鴎外なんて大嫌い

近代日本文学を読んでいると、声を大にして言いたいことがある。私は、森鴎外が、大嫌いだ。夏目漱石と並ぶ近代文学の「巨人」でありながら、読むに耐える作品は「高瀬舟」「雁」「舞姫」と、ほとんど岩波文庫一冊分しかない。これからめちゃくちゃディスりますので嫌な方はスルーしてください。

『舞姫』なんか鴎外に対する嫌悪感なしには読めない。当時のドイツ留学組の日本人は鴎外に限らず現地妻を持っていたことは有名だが、恋人エリスが鴎外を追いかけて日本に来ても追い返す。しかも(最近の研究では)、その間に上野精養軒で2回もオセッセしてるのだから呆れる。人間性を疑う。

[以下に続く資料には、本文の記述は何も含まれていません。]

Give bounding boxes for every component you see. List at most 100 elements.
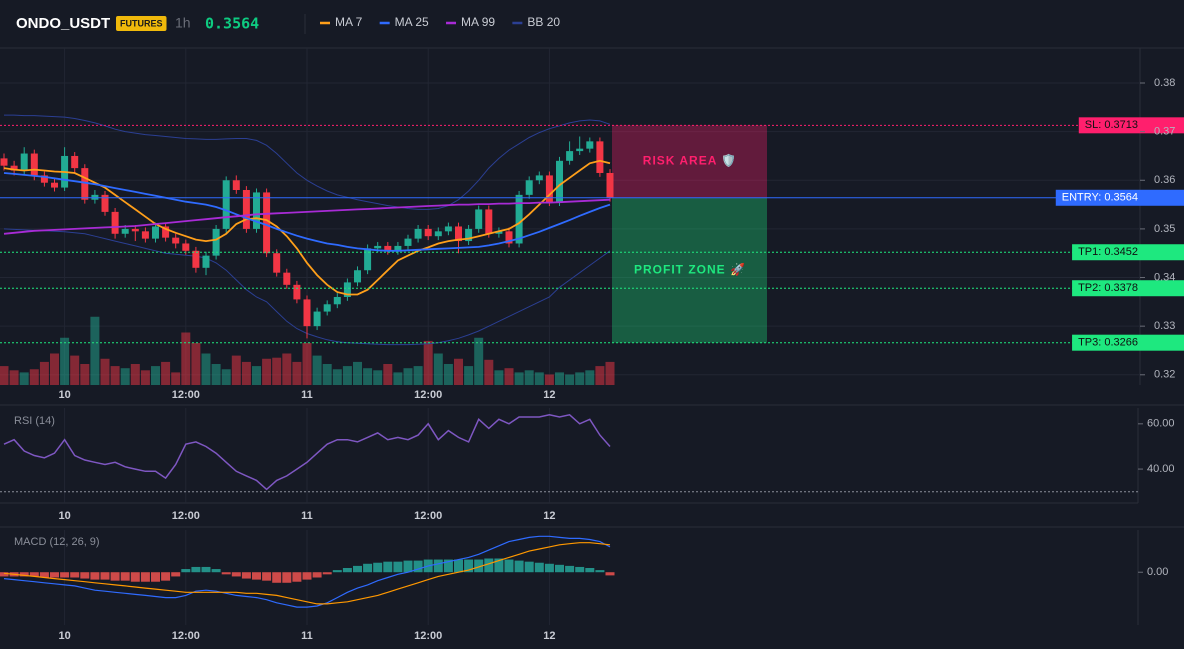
histogram-bar (413, 560, 423, 573)
candle-body (141, 231, 149, 239)
volume-bar (514, 372, 524, 385)
x-tick-label: 12:00 (172, 389, 200, 401)
level-label-bg (1072, 334, 1184, 351)
candle-body (455, 226, 462, 242)
histogram-bar (464, 559, 474, 573)
x-tick-label: 10 (58, 630, 70, 642)
histogram-bar (494, 558, 504, 573)
y-tick-label: 0.34 (1154, 271, 1175, 283)
volume-bar (464, 366, 474, 385)
candle-body (596, 141, 604, 173)
volume-bar (39, 361, 49, 385)
candle-body (515, 194, 523, 244)
candle-body (71, 155, 79, 169)
volume-bar (322, 364, 332, 385)
candle-body (606, 172, 614, 198)
level-label: TP2: 0.3378 (1078, 282, 1138, 294)
candle-body (253, 192, 260, 229)
volume-bar (302, 343, 312, 385)
histogram-bar (373, 562, 383, 573)
histogram-bar (211, 569, 221, 573)
candle-body (434, 231, 442, 237)
volume-bar (494, 370, 504, 385)
candle-body (182, 243, 190, 251)
candle-body (293, 284, 301, 300)
candle-body (364, 248, 372, 271)
volume-bar (191, 343, 201, 385)
last-price: 0.3564 (205, 15, 259, 33)
candle-body (394, 245, 402, 251)
histogram-bar (60, 572, 70, 578)
volume-bar (29, 369, 39, 385)
candle-body (273, 253, 281, 273)
x-tick-label: 12 (543, 630, 555, 642)
level-label-bg (1072, 244, 1184, 261)
pane-title: RSI (14) (14, 415, 55, 427)
candle-body (30, 153, 38, 176)
volume-bar (413, 366, 423, 385)
y-tick-label: 0.00 (1147, 566, 1168, 578)
volume-bar (171, 372, 181, 385)
volume-bar (181, 332, 191, 385)
histogram-bar (302, 572, 312, 580)
histogram-bar (120, 572, 130, 581)
x-tick-label: 12:00 (414, 630, 442, 642)
candle-body (535, 175, 543, 181)
candle-body (152, 226, 159, 239)
candle-body (172, 237, 180, 244)
indicator-line (3, 413, 611, 491)
volume-bar (575, 372, 585, 385)
legend-label: MA 99 (461, 15, 495, 29)
candle-body (475, 209, 483, 229)
histogram-bar (70, 572, 80, 578)
volume-bar (403, 368, 413, 385)
x-tick-label: 11 (301, 389, 313, 401)
volume-bar (443, 364, 453, 385)
x-tick-label: 11 (301, 630, 313, 642)
histogram-bar (181, 569, 191, 573)
zone (612, 125, 767, 198)
level-label: TP1: 0.3452 (1078, 246, 1138, 258)
histogram-bar (19, 572, 29, 577)
interval[interactable]: 1h (175, 15, 191, 31)
volume-bar (110, 366, 120, 385)
histogram-bar (585, 568, 595, 573)
histogram-bar (29, 572, 39, 577)
candle-body (505, 231, 513, 244)
volume-bar (272, 357, 282, 385)
candle-body (414, 228, 422, 239)
histogram-bar (272, 572, 282, 583)
volume-bar (454, 358, 463, 385)
histogram-bar (191, 566, 201, 573)
candle-body (263, 192, 271, 254)
x-tick-label: 11 (301, 510, 313, 522)
histogram-bar (454, 559, 463, 573)
histogram-bar (241, 572, 251, 579)
candle-body (202, 255, 210, 268)
volume-bar (221, 369, 231, 385)
axis-layer: 10 10 10 12:00 12:00 12:00 11 11 11 12:00 12:00 12:… (14, 77, 1184, 642)
histogram-bar (544, 563, 554, 573)
histogram-bar (292, 572, 302, 582)
volume-bar (120, 368, 130, 385)
histogram-bar (201, 566, 211, 573)
histogram-bar (140, 572, 150, 582)
volume-bar (595, 366, 605, 385)
candle-body (10, 165, 18, 171)
candle-body (222, 180, 230, 229)
histogram-bar (484, 558, 494, 573)
level-label-bg (1078, 117, 1184, 134)
histogram-bar (555, 564, 564, 573)
histogram-bar (433, 559, 443, 573)
volume-bar (0, 366, 9, 385)
volume-bar (201, 353, 211, 385)
level-label: SL: 0.3713 (1085, 119, 1138, 131)
y-tick-label: 0.37 (1154, 126, 1175, 138)
volume-bar (130, 364, 140, 385)
volume-bar (373, 370, 383, 385)
volume-bar (383, 364, 393, 385)
candle-body (313, 311, 321, 327)
candle-body (586, 141, 594, 149)
histogram-bar (575, 566, 585, 573)
candle-body (343, 282, 351, 297)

ドイツ留学においても医学を真面目に勉強しないから、帝国陸軍の中で脚気細菌説を唱える。そして大量の傷病死を日露戦争において出す。かつ、海軍の臨床医学の成果を認めない。人間としても、軍医森林太郎としても出世しながらも、彼の意識は天皇制の家父長的な価値観から離れられていない。

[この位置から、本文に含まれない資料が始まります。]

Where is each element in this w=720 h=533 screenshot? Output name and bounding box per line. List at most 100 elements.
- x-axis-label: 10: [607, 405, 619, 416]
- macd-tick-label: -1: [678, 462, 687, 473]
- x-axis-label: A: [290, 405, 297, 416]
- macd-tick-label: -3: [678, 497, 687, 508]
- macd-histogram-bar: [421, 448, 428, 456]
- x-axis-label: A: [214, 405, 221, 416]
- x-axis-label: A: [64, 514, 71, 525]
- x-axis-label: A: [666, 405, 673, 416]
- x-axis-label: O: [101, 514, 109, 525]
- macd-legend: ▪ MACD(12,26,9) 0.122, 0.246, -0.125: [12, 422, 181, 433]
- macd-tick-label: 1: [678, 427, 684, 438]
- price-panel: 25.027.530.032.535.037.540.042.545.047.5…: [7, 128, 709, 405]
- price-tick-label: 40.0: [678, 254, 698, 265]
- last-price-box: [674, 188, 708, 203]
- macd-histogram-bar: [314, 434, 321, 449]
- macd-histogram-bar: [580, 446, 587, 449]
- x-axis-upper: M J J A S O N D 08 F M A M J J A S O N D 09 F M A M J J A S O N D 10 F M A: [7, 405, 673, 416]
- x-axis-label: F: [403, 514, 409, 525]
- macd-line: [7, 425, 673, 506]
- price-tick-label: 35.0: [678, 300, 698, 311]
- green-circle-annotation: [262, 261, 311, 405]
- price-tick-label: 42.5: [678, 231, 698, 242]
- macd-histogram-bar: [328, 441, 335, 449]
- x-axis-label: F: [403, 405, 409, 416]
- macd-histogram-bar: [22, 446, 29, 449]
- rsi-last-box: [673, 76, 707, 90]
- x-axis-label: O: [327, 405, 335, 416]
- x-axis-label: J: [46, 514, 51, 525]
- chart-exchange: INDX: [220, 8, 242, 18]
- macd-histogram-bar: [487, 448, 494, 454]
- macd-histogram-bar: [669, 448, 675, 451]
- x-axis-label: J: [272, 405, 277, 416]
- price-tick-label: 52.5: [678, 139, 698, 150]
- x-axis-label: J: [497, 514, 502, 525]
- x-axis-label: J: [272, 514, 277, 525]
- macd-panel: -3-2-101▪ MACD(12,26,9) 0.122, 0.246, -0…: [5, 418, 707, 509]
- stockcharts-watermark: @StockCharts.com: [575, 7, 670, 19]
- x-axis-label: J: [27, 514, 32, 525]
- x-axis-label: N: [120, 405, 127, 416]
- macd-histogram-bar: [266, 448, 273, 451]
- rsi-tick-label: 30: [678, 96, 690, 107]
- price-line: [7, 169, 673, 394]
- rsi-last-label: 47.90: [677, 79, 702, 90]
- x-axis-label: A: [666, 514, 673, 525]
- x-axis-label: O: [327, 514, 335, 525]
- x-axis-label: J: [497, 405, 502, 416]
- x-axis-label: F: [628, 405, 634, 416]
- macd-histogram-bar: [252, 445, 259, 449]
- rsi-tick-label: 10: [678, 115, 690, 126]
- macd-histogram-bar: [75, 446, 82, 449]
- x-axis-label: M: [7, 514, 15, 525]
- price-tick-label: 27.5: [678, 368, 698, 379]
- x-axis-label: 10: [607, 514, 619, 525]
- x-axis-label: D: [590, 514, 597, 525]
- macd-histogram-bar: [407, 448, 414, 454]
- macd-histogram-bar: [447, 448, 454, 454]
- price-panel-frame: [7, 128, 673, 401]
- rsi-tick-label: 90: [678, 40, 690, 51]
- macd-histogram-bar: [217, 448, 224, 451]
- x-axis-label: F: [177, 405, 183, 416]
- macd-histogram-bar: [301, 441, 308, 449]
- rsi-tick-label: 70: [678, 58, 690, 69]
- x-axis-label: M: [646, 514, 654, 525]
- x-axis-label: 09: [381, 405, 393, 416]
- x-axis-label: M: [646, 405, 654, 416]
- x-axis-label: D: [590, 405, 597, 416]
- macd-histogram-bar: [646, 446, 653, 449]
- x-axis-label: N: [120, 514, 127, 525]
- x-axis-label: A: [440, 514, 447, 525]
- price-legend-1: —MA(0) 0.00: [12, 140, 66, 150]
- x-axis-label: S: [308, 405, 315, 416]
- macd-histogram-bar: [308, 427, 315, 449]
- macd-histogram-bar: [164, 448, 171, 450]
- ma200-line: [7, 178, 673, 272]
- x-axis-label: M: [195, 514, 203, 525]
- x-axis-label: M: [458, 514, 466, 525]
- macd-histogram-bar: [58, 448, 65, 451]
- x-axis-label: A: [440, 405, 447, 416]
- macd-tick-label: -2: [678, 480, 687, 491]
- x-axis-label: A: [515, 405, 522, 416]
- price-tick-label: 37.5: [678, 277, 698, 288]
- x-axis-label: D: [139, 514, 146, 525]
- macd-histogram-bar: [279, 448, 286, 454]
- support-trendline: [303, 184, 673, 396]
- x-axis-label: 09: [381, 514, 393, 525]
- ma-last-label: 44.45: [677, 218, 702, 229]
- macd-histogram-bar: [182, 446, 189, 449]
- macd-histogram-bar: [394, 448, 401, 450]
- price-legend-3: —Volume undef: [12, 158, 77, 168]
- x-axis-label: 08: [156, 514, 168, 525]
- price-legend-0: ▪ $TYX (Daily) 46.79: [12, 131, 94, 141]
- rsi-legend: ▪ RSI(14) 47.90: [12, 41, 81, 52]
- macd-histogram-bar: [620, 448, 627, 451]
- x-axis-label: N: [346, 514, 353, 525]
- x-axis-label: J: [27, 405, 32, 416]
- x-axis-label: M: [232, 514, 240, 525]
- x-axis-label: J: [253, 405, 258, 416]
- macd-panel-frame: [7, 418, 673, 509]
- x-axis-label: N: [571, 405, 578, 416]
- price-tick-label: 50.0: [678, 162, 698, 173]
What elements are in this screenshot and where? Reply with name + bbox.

そんな鴎外は小倉の12師団に左遷される。左遷されたことがショックで毎日を鬱々とする。ほとんど九州になんか関心がない。彼の筆力なら当時の九州の風土を軸にした傑作が生まれえただろうに…。鴎外の作品は面白くはないけれど、近代のエリートとして、生き方そのものが参考にはなるのだ。